I have no idea if this technical side of the process will add a little or a lot to the overall Doors programme. But the point is that we're getting our fingers `virtually'.

* * *
Conclusion: Some Brief Remarks on the Meaning of `Design' for Doors 3
Although some people use `design' as a noun -- to describe an object, a building, or a document -- design can also refer to the way our material affairs are organised, that is, to the processes by which products or services are created, distributed and used. This idea of design as process is about people, infrastructures, materials, energy, matter and information, as much as it is about things. From this view, it is also not just about professional designers.

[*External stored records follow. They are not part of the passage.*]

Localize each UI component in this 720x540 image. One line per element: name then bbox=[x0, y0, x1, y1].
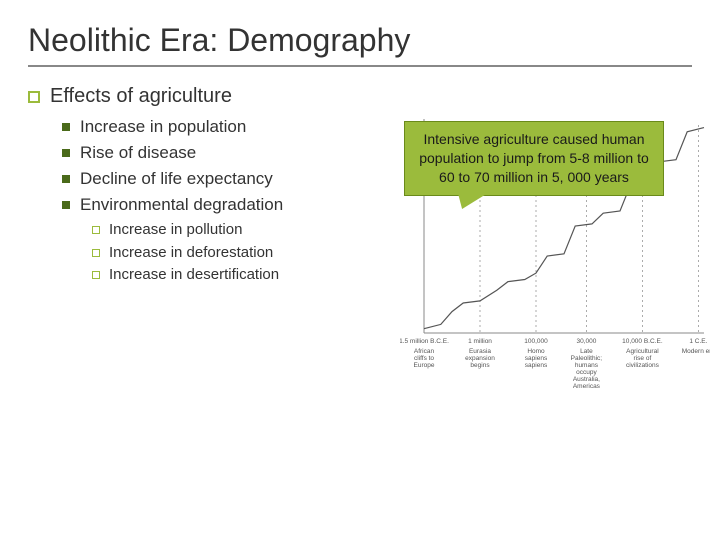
svg-text:sapiens: sapiens bbox=[525, 362, 548, 369]
lvl1-text: Effects of agriculture bbox=[50, 85, 232, 108]
callout-text: Intensive agriculture caused human popul… bbox=[419, 131, 649, 185]
svg-text:10,000 B.C.E.: 10,000 B.C.E. bbox=[622, 338, 663, 345]
callout-box: Intensive agriculture caused human popul… bbox=[404, 121, 664, 196]
svg-text:100,000: 100,000 bbox=[524, 338, 548, 345]
slide-title: Neolithic Era: Demography bbox=[28, 22, 692, 67]
svg-text:rise of: rise of bbox=[634, 355, 652, 362]
svg-text:expansion: expansion bbox=[465, 355, 495, 362]
svg-text:African: African bbox=[414, 348, 435, 355]
filled-square-icon bbox=[62, 149, 70, 157]
square-bullet-icon bbox=[28, 91, 40, 103]
bullet-lvl3: Increase in pollution bbox=[92, 220, 388, 240]
chart-column: 1.5 million B.C.E.Africancliffs toEurope… bbox=[400, 85, 692, 288]
svg-text:civilizations: civilizations bbox=[626, 362, 660, 369]
lvl2-text: Increase in population bbox=[80, 116, 246, 138]
svg-text:Americas: Americas bbox=[573, 383, 601, 390]
filled-square-icon bbox=[62, 201, 70, 209]
lvl2-text: Rise of disease bbox=[80, 142, 196, 164]
lvl2-text: Environmental degradation bbox=[80, 194, 283, 216]
svg-text:1 million: 1 million bbox=[468, 338, 492, 345]
bullet-lvl3: Increase in deforestation bbox=[92, 243, 388, 263]
hollow-square-icon bbox=[92, 249, 100, 257]
bullet-lvl3: Increase in desertification bbox=[92, 265, 388, 285]
lvl3-text: Increase in pollution bbox=[109, 220, 242, 240]
content-row: Effects of agriculture Increase in popul… bbox=[28, 85, 692, 288]
svg-text:begins: begins bbox=[470, 362, 490, 369]
svg-text:Modern era: Modern era bbox=[682, 348, 710, 355]
bullet-lvl2: Environmental degradation bbox=[62, 194, 388, 216]
bullet-lvl2: Increase in population bbox=[62, 116, 388, 138]
svg-text:cliffs to: cliffs to bbox=[414, 355, 434, 362]
svg-text:1.5 million B.C.E.: 1.5 million B.C.E. bbox=[400, 338, 449, 345]
filled-square-icon bbox=[62, 175, 70, 183]
callout-tail-icon bbox=[452, 193, 488, 209]
svg-text:sapiens: sapiens bbox=[525, 355, 548, 362]
svg-text:Homo: Homo bbox=[527, 348, 545, 355]
bullet-lvl2: Rise of disease bbox=[62, 142, 388, 164]
svg-text:humans: humans bbox=[575, 362, 599, 369]
bullet-lvl2: Decline of life expectancy bbox=[62, 168, 388, 190]
svg-text:occupy: occupy bbox=[576, 369, 597, 376]
svg-text:Late: Late bbox=[580, 348, 593, 355]
svg-text:Eurasia: Eurasia bbox=[469, 348, 491, 355]
svg-text:Paleolithic;: Paleolithic; bbox=[571, 355, 603, 362]
svg-text:Australia,: Australia, bbox=[573, 376, 600, 383]
svg-text:1 C.E.: 1 C.E. bbox=[689, 338, 707, 345]
hollow-square-icon bbox=[92, 226, 100, 234]
svg-text:Europe: Europe bbox=[414, 362, 435, 369]
lvl3-text: Increase in desertification bbox=[109, 265, 279, 285]
lvl2-text: Decline of life expectancy bbox=[80, 168, 273, 190]
svg-text:Agricultural: Agricultural bbox=[626, 348, 659, 355]
lvl3-text: Increase in deforestation bbox=[109, 243, 273, 263]
bullet-lvl1: Effects of agriculture bbox=[28, 85, 388, 108]
svg-text:30,000: 30,000 bbox=[576, 338, 596, 345]
bullet-column: Effects of agriculture Increase in popul… bbox=[28, 85, 388, 288]
filled-square-icon bbox=[62, 123, 70, 131]
hollow-square-icon bbox=[92, 271, 100, 279]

How we live -- how we organise our presence on the planet -- is a design activity that involves us all.

When we look at the principles of sustainability outlined by people like Paul Hawken, for example, `minimising the waste of matter and energy' or `reducing the movement and distribution of goods', or `using more people and less matter', we see that it is all involved with re-designing the systems that deliver us necessities -- food, clothing, shelter, mobility -- and the systems that deliver us information, culture and meaning.

This is not exactly what people usually mean by `Green design' or `eco-design.' Green design tends to be concerned with today's industry, or what they call `end-of-pipe work': re-designing existing products to be recyclable or less wasteful. This is important work, but `end-of-pipe' is only half the story when it comes to achieving sustainability. For that, we have to design completely new ways of living.

Nature is a very complex and interesting system. So is the Internet. So is the economy. So is the cell, the tree and the mind. We don't really know how they work. Mechanical metaphors don't work. None of these systems is a dysfunctional device that we can turn off or `mend'. Scientists have described them as complex, adaptive systems about which we should try and develop a kind of fractal consciousness, to think about the patterns of forces at play.

It's true that we will only reach Factor 20 if large numbers of people work together to an unprecedented degree. But an equal and opposite requirement is that individuals and small communities have the confidence that small, private acts can also make a difference; we may all be `in this together', but we will all contribute in different ways to a solution. Some of these ways will be driven by connectivity; others will not.

Peter Schwartz, an expert on scenario-making, explains that they provide a common vocabulary and an effective basis for communicating complex -- sometimes paradoxical - conditions and options.